Fondateur de MerAlliance (ex-Armoric), société qu'il avait reprise à la famille Ortiz en 1994, lors de la vente de Miko à Unilever, Gilles Charpentier a construit en quelques années un groupe aujourd'hui numéro un français du saumon sous marque distributeur. Ce bâtisseur revient sur les raisons de la cession de MerAlliance à Thaï Union Frozen (TUF) qui va acquérir d'ici à la fin de l'année 100 % du capital auprès de Gilles Charpentier (65 %), le fonds Azulis Capital (34 %) et les managers (1 %).
Pourquoi avez-vous décidé de vendre MerAlliance ?

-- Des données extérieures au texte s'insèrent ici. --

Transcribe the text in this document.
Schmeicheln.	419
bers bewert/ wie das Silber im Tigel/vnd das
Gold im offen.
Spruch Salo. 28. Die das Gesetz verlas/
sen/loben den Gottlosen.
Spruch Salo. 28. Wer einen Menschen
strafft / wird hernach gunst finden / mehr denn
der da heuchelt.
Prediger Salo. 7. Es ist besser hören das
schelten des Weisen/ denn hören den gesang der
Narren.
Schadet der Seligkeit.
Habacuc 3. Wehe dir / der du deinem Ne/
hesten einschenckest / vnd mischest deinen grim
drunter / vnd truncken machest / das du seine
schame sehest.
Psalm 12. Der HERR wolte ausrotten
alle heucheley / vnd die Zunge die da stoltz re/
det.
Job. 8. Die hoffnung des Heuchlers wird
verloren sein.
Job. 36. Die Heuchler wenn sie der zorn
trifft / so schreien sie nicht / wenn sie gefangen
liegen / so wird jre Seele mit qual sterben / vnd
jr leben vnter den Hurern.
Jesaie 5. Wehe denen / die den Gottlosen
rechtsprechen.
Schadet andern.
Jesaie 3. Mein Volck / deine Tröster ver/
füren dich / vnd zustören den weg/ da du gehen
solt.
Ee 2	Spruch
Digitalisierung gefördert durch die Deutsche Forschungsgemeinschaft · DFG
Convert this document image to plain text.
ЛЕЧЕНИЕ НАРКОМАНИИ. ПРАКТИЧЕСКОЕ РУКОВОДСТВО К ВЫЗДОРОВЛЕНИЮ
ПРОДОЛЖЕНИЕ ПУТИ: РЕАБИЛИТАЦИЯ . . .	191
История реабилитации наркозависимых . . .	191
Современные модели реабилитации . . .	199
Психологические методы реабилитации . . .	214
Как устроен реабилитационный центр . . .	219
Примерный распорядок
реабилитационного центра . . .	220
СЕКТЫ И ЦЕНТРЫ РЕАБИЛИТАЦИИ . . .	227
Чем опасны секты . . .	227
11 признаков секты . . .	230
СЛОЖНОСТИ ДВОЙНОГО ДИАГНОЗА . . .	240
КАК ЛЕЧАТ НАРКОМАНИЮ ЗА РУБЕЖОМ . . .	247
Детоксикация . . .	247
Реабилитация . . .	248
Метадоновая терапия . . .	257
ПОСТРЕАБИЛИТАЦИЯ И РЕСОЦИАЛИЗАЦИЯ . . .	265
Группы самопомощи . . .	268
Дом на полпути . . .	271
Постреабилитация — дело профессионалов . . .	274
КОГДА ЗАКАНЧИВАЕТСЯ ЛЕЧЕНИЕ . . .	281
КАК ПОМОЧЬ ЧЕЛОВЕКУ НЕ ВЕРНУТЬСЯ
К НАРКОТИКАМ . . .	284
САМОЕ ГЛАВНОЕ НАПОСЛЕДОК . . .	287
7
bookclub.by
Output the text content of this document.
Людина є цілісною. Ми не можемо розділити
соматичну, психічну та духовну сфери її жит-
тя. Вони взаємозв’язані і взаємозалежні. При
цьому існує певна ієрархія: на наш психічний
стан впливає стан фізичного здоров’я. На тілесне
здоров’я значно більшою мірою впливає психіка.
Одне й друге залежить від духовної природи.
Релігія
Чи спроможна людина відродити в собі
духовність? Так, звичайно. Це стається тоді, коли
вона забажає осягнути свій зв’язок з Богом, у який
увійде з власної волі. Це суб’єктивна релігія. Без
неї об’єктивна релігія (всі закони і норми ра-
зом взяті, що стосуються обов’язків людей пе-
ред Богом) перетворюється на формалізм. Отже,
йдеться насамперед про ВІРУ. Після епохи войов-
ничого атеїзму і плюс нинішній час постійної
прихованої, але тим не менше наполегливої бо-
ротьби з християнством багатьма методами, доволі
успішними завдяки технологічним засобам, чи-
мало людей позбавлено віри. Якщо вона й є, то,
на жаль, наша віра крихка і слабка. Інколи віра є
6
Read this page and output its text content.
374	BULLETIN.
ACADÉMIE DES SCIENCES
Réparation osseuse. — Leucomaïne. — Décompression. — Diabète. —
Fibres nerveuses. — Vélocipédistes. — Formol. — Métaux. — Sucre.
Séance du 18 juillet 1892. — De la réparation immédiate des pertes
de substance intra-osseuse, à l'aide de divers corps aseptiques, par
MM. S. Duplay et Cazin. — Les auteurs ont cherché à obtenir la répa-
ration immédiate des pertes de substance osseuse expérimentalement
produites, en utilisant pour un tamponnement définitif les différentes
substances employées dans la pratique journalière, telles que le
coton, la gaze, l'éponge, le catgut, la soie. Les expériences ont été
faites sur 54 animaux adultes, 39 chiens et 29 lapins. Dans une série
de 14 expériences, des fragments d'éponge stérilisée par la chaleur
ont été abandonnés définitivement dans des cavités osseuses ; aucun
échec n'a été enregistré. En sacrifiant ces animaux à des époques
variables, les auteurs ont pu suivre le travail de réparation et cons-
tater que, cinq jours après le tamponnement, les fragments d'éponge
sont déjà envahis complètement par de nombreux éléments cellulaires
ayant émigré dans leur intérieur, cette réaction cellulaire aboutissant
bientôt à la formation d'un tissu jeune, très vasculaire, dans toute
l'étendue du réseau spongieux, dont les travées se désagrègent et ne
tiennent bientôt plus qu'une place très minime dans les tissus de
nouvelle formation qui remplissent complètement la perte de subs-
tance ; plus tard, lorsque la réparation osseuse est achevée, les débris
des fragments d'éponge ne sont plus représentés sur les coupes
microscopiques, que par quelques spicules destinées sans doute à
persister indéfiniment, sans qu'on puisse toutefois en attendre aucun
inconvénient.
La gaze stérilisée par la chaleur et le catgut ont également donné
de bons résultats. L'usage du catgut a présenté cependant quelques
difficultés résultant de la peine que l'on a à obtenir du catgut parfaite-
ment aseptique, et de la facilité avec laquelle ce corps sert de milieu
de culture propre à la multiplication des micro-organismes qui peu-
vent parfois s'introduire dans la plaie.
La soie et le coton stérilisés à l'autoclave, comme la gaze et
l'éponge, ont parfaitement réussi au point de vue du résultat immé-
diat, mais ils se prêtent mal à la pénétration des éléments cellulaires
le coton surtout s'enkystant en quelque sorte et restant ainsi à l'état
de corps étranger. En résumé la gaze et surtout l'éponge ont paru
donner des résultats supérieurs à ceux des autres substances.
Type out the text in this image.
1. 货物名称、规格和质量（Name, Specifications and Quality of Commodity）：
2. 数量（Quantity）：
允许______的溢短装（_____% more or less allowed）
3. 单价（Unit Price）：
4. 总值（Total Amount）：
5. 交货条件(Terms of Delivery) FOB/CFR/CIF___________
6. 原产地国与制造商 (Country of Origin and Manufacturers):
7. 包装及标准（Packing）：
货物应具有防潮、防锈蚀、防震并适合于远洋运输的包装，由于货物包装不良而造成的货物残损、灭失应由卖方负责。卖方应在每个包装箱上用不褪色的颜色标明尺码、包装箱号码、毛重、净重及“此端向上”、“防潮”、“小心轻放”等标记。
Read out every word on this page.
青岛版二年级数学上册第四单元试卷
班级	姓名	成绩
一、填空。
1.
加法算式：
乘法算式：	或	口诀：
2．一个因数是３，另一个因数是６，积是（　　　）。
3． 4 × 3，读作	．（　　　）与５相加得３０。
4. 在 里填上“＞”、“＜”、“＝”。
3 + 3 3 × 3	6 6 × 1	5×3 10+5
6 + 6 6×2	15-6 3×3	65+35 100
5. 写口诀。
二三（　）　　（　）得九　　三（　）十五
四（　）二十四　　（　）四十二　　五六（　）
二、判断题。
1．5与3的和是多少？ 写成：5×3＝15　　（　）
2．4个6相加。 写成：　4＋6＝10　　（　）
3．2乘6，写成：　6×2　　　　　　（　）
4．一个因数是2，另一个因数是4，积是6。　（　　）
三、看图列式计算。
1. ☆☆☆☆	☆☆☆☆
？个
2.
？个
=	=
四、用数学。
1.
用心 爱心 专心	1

Les raisons pour lesquelles j'ai vendu à TUF sont doubles. Je voulais d'une part assurer la pérennité de l'entreprise. J'ai 61 ans et ma priorité était de l'adosser à un industriel. Je voulais être sûr que ce que j'avais construit pendant une vingtaine d'années, c'est-à-dire un réseau de production et surtout de distribution en frais, avec lequel nous couvrons les principaux marchés du saumon fumé en Europe, continue d'exister et surtout de se développer. La deuxième raison est que le fonds Azulis, qui nous accompagne depuis plus de 10 ans, ce qui est énorme pour un fonds, souhaitait réaliser son investissement. J'avais le choix de continuer seul ou de partir avec les minoritaires. J'ai choisi de tourner la page et de passer à autre chose. Mais je suis content pour mon entreprise. Et l'ensemble des salariés a voté à l'unanimité en faveur de la reprise par TUF. C'est bien la preuve qu'ils ont compris qu'il s'agit d'un projet de développement et de pérennisation de l'entreprise. Lors de la reprise en 1994, la famille Ortiz m'avait demandé de favoriser le développement et l'emploi. C'est encore ce que je fais aujourd'hui.
Et pourquoi à TUF ?
MerAlliance représente une réelle opportunité pour MW Brands (filiale européenne de TUF NDLR) un groupe très présent sur la conserve, qui va pouvoir lancer des marques en frais sur l'Europe. Quant à moi, je sais que MerAlliance, tel que je l'ai construit, va servir de rampe de lancement à un nouveau projet. Ce rapprochement n'entre pas dans une opération de consolidation avec des concurrents, où il risquait de disparaître. Il existe de grandes complémentarités entre les entreprises, l'une ayant des marques et l'autre un réseau de distribution et les outils de production. Nous étions faits pour nous marier à terme.
Et pourquoi maintenant ?
Continuer à croître sans avoir accès à la matière première était une des faiblesses de MerAlliance. N'ayant ni marques, ni accès à la matière première, il fallait que je m'adosse à un groupe comme TUF. J'ai fait une offre au printemps dernier pour reprendre les anciennes fermes de Morpol, qui a échoué. J'ai alors pris conscience que les investissements pour accompagner la stratégie que j'avais choisie étaient sensiblement supérieurs à mes capacités. J'ai donc décidé de vendre à un groupe qui avait déjà une bonne sensibilité matière première. Je rappelle que MW Brands a des bateaux pour la pêche aux thons et TUF des fermes d'élevage de crevettes. Ces opérateurs connaissent bien l'un comme l'autre la matière première. Et leur schéma est simple : bien maîtriser la matière première, la transformer et la commercialiser sous des marques connues dans chacun des pays.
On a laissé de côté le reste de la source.